As he maligns Alexander, Machon slanders the characters of his most trusted lieutenants. Perdiccas and Ptolemy are made out to be craven opportunists who plotted and schemed for their own benefit while Alexander still lived. Craterus and Cleitus are, in Machon’s own words, “thugs.” Hephaestion was somehow reviled by everyone, though every scrap of evidence attests to the admiration he inspired in all men. How fortunate for you, Machon, that these heroes are not here to make you answer for your lies!

In these proceedings, we must be content to note that events since the King’s death do not bear out Machon’s version: it is not true, for instance, that Perdiccas or Ptolemy seized authority upon Alexander’s passing. Perdiccas, by all accounts, was most reluctant to pick up the King’s ring, and now rules by consent only as regent to Rohjane’s infant son and the half-wit Arridaeus. Ptolemy did not claim the throne at all, most obviously because his rank did not merit it, and also because he is a man of unimpeachable integrity. He is only the governor of Egypt now, not her king! How Machon can profess to know that Ptolemy has intentions to be pharaoh is beyond my understanding.

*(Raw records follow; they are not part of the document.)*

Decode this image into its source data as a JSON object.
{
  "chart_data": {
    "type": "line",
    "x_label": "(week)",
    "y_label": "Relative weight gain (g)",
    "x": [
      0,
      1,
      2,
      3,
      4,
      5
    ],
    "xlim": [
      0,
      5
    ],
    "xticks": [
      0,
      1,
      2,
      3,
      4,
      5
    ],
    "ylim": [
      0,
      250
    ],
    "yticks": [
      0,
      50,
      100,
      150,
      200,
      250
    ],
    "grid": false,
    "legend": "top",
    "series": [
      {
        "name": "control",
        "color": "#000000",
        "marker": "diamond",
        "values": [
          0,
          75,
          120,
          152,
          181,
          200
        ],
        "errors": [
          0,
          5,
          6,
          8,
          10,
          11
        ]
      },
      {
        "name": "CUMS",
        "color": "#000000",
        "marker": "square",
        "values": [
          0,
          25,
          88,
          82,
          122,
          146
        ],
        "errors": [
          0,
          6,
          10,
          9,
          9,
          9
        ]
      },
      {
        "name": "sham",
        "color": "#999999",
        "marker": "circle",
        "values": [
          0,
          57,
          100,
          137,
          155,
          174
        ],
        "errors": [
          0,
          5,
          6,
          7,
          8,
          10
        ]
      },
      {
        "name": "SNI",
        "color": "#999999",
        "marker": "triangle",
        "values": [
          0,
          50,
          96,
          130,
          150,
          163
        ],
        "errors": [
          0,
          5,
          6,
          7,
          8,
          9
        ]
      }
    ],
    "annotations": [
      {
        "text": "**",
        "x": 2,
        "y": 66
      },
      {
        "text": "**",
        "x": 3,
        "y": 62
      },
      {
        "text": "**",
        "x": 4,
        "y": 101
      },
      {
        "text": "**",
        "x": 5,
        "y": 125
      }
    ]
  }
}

Distortions of this kind at least have the virtue of referring to actual persons, and therefore having some root in reality. Tales of massacres of non-existent people, such as “the Branchidae,” deserve no refutation. That Alexander died in a fight with Hermolaus is accepted by no one. Nor should we be detained by Machon’s claims that it was Arridaeus, not Alexander, who generaled the victories of the Greeks. Machon presents no evidence to support this contemptible assertion for one simple reason: it is nonsense. I myself glimpsed Arridaeus during an embassy to Pella some years ago. I assume my impression of him still holds. He is a fool, completely unable to care for himself, much less command an army. That a man may somehow be a drooling idiot at one instance and a dashing strategist at another is absurd. There is no such thing as a half-time half-wit.